It’s two years to the day since you passed. Right now I’m on my way to the National Cupcake Finals at Birmingham NEC to submit my entry. Criticising everything I have done.
Another nightmare right before submission means I’m feeling like going home not going to the finals.
I’ve had a little cry to myself, it’s more than just falling at the final hurdle, it’s what this day means.
Three years ago we had only just accepted the diagnosis. Not accepted, not really, not ever, not even now.
If you had stayed I don’t know if I’d be where I am now. Does that comfort me? Not really. Everything happens for a reason though, yes?
I’ve told, retold, and re-retold my ‘story’ and maybe today will be an additional chapter.
After loosing my nana to pancreatic cancer two years ago today I decided to sign up to the Cancer Research Race for Life. To increase the amount of donations to my sponsorship I began baking cupcakes and selling 6 for £5. It was such a success I managed to doubled my sponsorship and had such good feedback I decided to make baking a job. I got myself a job at a local bakery on the ‘patisserie finish’ section, filling eclairs, putting pavlovas together & piping custard! After a few weeks I was told about the National Cupcake Competition and decided to enter. I spent months developing a mulled wine cupcake and getting everyone I knew to try them! By the time National Cupcake week cake around I had pretty much forgotten about it and hadn’t felt too confident about getting through, so when I was on my break at work and the email came with the list of finalists and I saw my name I was unbelievably shocked!
Last year I was convinced I had messed up my chance at winning, the day before the competition I made three lots of my Mulled wine cupcakes because it all kept going terribly! I still wasn’t satisfied when time was up and I have to leave to get to Birmingham! I didn’t even think it was worth going but I set off with my friend and arrived late at night at my cousins who was putting us up for the night. In the morning I decorated the cupcakes, still feeling pessimistic and delivered then to the NEC. The day dragged to say the least, I felt sick with nerves! I wanted to win so much but I thought all hope had gone out the window!
We passed the time taking a look at all the decorated cakes, wondering the cake stalls and having a few drinks, the winners were to be announced at 3.30 and so at 2.30 we went to the presentation area and watched one of the demonstrations. When it got to 3.15 the organisers called all competitors together and sat us in the front few seats. I was fidgety and I imagine I looked like I was going to be sick because I certainly felt that way! They began the announcements of the winners with the homebakers, first classic cupcake, then free from, made with alcohol and finally themed. There was a highly commended and a winner from each category. I was genuinely pleased for everyone who’s name was called, when I didn’t hear mine for highly commended (which I thought was the best I could do with the nightmare id had) my emotions dropped to disappointment, so much so that as they said ‘Lauren Jenkinson with a Mulled Wine cupcake’ it took me a few seconds to register. The applause had already started and I turned to the guy next to me and I remember as if it was yesterday I said ‘oh my god, that’s me!’. My legs were like jelly they could barely carry me to collect my trophy and have my picture taken next to Mary Berry and last years overall winner!

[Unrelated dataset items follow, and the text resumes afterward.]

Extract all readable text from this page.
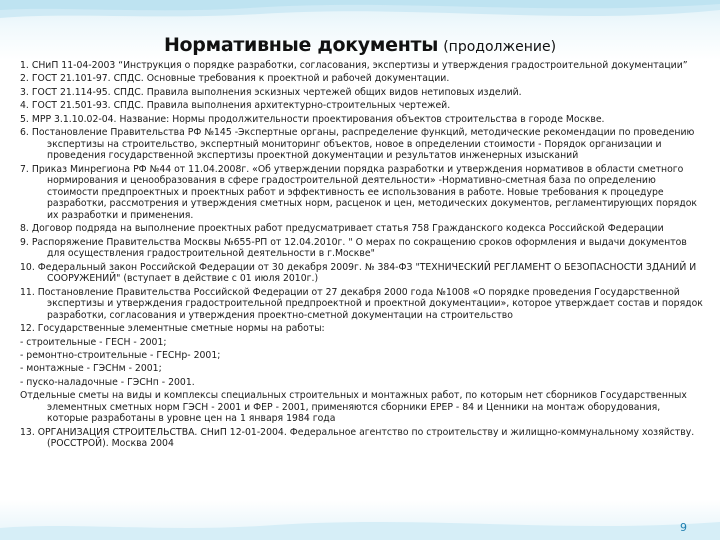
Нормативные документы (продолжение)

1. СНиП 11-04-2003 “Инструкция о порядке разработки, согласования, экспертизы и утверждения градостроительной документации”

2. ГОСТ 21.101-97. СПДС. Основные требования к проектной и рабочей документации.

3. ГОСТ 21.114-95. СПДС. Правила выполнения эскизных чертежей общих видов нетиповых изделий.

4. ГОСТ 21.501-93. СПДС. Правила выполнения архитектурно-строительных чертежей.

5. МРР 3.1.10.02-04. Название: Нормы продолжительности проектирования объектов строительства в городе Москве.

6. Постановление Правительства РФ №145 -Экспертные органы, распределение функций, методические рекомендации по проведению экспертизы на строительство, экспертный мониторинг объектов, новое в определении стоимости - Порядок организации и проведения государственной экспертизы проектной документации и результатов инженерных изысканий

7. Приказ Минрегиона РФ №44 от 11.04.2008г. «Об утверждении порядка разработки и утверждения нормативов в области сметного нормирования и ценообразования в сфере градостроительной деятельности» -Нормативно-сметная база по определению стоимости предпроектных и проектных работ и эффективность ее использования в работе. Новые требования к процедуре разработки, рассмотрения и утверждения сметных норм, расценок и цен, методических документов, регламентирующих порядок их разработки и применения.

8. Договор подряда на выполнение проектных работ предусматривает статья 758 Гражданского кодекса Российской Федерации

9. Распоряжение Правительства Москвы №655-РП от 12.04.2010г. " О мерах по сокращению сроков оформления и выдачи документов для осуществления градостроительной деятельности в г.Москве"

10. Федеральный закон Российской Федерации от 30 декабря 2009г. № 384-ФЗ "ТЕХНИЧЕСКИЙ РЕГЛАМЕНТ О БЕЗОПАСНОСТИ ЗДАНИЙ И СООРУЖЕНИЙ" (вступает в действие с 01 июля 2010г.)

11. Постановление Правительства Российской Федерации от 27 декабря 2000 года №1008 «О порядке проведения Государственной экспертизы и утверждения градостроительной предпроектной и проектной документации», которое утверждает состав и порядок разработки, согласования и утверждения проектно-сметной документации на строительство

12. Государственные элементные сметные нормы на работы:

- строительные - ГЕСН - 2001;

- ремонтно-строительные - ГЕСНр- 2001;

- монтажные - ГЭСНм - 2001;

- пуско-наладочные - ГЭСНп - 2001.

Отдельные сметы на виды и комплексы специальных строительных и монтажных работ, по которым нет сборников Государственных элементных сметных норм ГЭСН - 2001 и ФЕР - 2001, применяются сборники ЕРЕР - 84 и Ценники на монтаж оборудования, которые разработаны в уровне цен на 1 января 1984 года

13. ОРГАНИЗАЦИЯ СТРОИТЕЛЬСТВА. СНиП 12-01-2004. Федеральное агентство по строительству и жилищно-коммунальному хозяйству. (РОССТРОЙ). Москва 2004

9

Instead of going back to my chair I went straight to my friend, half crying, half in shock, shaking and smiling! I noticed the winner of the classic cupcake from the professionals was the guy who I had been sat next to, Martin Hargreaves (he’s a finalist again this year). After all announcement we were called together for a group photo and I got chance to speak to one judge who congratulated me on my recipe and innovation! He mentioned how Great British Bake Off winner and another judge for the competition John Whaite had been really impressed and loved the cupcake! I was overjoyed and overwhelmed!
When my cousin came to get us I pretended to be a bit gutted, we got in her car and she said ‘I guess you didn’t win’ at which point I pulled out the trophy! She scolded me for having been so negative and told me to have more faith in myself which I definitely have tried to do!
Since then all I’ve thought about was the National Cupcake Competition 2014. I started working on a few different ideas in December and entered into the professionals with a classic cupcake that didn’t quite make it and a Gluten and Dairy free Brandy Passion Truffle (with passionfruit curd and dairy free cream) which made it to the finals and I’m about to deliver to the judges!
I could still hope I’ve done everything within my skills to win. I know the competition is much harder this year because I’m entered as a professional even though I only do these experiments at home. I know I’m up agains professionals with their own businesses and who’ve been making cakes for years so again I’m not feeling too confident! This year I’m going to make the most out of the event and try not to focus on the competition!
I’ve got more to be thankful for and focus on even if I don’t win. I’m in the process of setting up a baking workshop with a homeless shelter in Manchester (The Mustard Tree Foundation) which I’m unbelievably excited about and I’m going to start selling cakes from home when our new kitchen gets in!
I love and miss my nana more and more each day and it doesn’t get any easier but because of her I’m where I am today.
It’s definitely an exciting time at the moment and I couldn’t be much happier!